Aquaporin-4 mislocalization from astrocyte endfeet prolongs survival in a prion-cerebral amyloid angiopathy model
Aquaporin-4 mislocalization from astrocyte endfeet prolongs survival in a prion-cerebral amyloid angiopathy model
Flores, S.; Wilpitz, A.; Ojeda-Juarez, D.; Wang, J.; Danque, G.; Sumowski, P.; Funk, G.; Malik, A.; Pizzo, D. P.; Richards, E.; Iliff, J. J.; Sigurdson, C. J.

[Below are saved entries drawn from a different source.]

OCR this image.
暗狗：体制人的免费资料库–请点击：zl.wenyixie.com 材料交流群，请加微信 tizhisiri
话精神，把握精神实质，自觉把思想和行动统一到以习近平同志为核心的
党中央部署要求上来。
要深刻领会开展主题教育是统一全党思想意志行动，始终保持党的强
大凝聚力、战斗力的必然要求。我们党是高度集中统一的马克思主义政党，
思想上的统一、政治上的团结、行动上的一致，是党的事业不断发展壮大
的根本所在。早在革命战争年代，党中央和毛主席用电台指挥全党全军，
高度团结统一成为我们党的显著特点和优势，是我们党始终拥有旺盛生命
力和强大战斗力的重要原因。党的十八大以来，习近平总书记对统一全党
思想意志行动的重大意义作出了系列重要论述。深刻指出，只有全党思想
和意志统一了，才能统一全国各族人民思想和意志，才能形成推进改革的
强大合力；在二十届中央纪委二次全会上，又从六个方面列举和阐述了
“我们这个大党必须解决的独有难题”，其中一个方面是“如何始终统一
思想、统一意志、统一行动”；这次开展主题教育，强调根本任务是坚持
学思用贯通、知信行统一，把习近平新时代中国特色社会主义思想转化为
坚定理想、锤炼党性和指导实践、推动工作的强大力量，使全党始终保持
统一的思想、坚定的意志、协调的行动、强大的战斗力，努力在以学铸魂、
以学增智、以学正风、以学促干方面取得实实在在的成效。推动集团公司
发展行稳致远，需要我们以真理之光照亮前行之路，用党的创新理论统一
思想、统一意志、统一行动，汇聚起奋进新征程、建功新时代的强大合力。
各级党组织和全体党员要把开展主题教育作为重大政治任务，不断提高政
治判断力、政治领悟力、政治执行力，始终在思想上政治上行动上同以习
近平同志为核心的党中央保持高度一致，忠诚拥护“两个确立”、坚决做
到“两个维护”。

AbstractAquaporin 4 (AQP4) water channels are polarized to astrocytic endfeet at blood vessel interfaces, and lose polarity in vascular diseases, including stroke, chronic traumatic encephalopathy, and Alzheimer's disease. AQP4 modulates water influx and efflux in the interstitial fluid, yet how AQP4 localization impacts cerebral amyloid angiopathy (CAA) remains poorly understood. Here, we show that astrocytic end feet and AQP4 are displaced from amyloid-bearing vessels in a prion-CAA mouse model that expresses GPI-anchorless PrPC. Displacing AQP4 genetically through deleting alpha-syntrophin (Snta1-/-) led to a marked prolongation in survival, together with reduced microglial inflammation and C1q, in prion-CAA-affected mice. Additionally, synaptic structural proteins were better maintained. Finally, the level and distribution of prion aggregates were similar among the mice, indicating that prion conversion and spread were not affected. These results suggest that reducing AQP4 water channel function slows the decline in a vascular amyloid disease by reducing neuroinflammation.